Grace DeNoya is used to smiling when people find out she is a cannabis expert. Grace DeNoya says “My friends are joking about my degree as an expert on marijuana,” I am one of the first students of a new four-year program on the chemistry of medicinal plants at the University of Northern Michigan. “I say:” No, this is a serious scientific degree, degree of chemistry first. This is hard work. Organic chemistry is a bear.
As a green gold rush in legal marijuana and its non-drug cousin hemp spreads across North America, a growing number of colleges are adding cannabis to the curriculum to prepare graduates for careers cultivating, researching, analyzing and marketing the herb.
Research shows there are high times ahead for all kinds of careers in cannabis , ranging from greenhouse and dispensary operators to edible product developers, marketing specialists, quality assurance lab directors and pharmaceutical researchers. Arcview Market Research, which focuses on cannabis industry trends, projects the industry will support 467,000 jobs by 2022.

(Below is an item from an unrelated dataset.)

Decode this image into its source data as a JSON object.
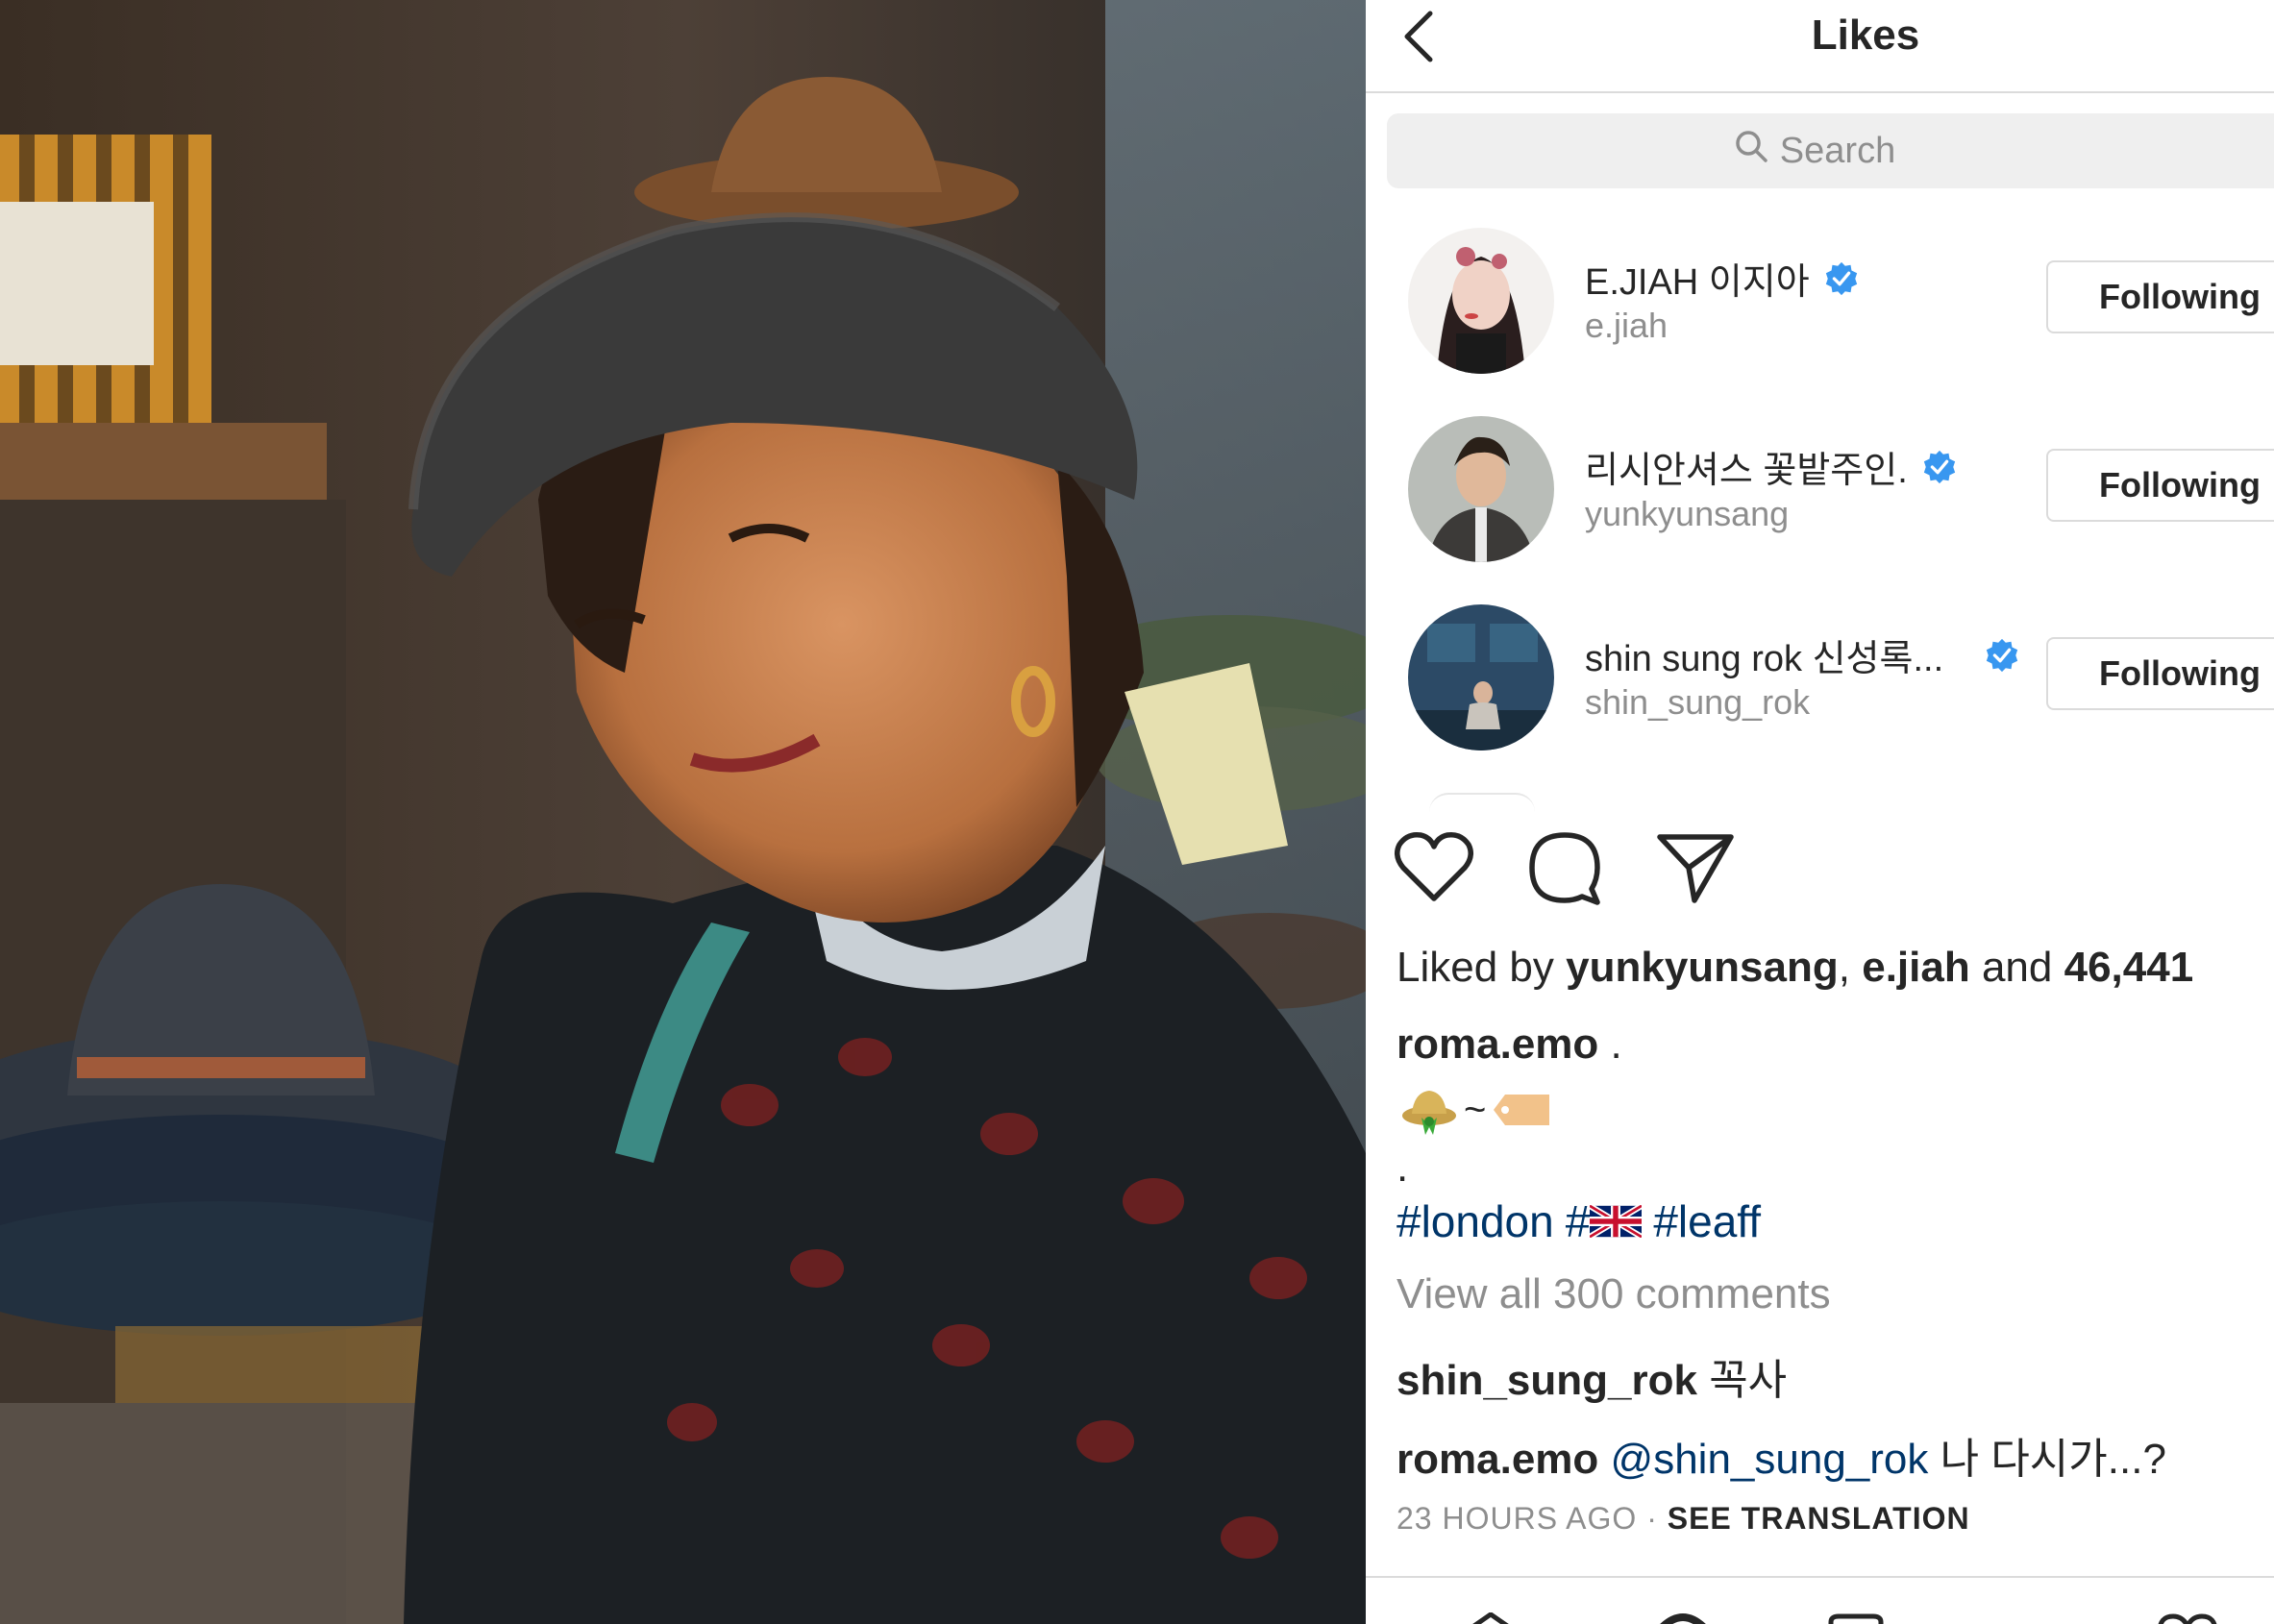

And even in states where recreational marijuana remains illegal, including New York, New Jersey and Connecticut, some colleges have launched cannabis studies programs in anticipation of legalization or to prepare students for jobs in other states.
“We’re providing a fast track to get into the industry,” said Brandon Canfield, a chemistry professor at Northern Michigan University in Marquette. Two years ago, he proposed a new major in medicinal plant chemistry after attending a conference where cannabis industry representatives spoke of an urgent need for analytical chemists for product quality assessment and assurance.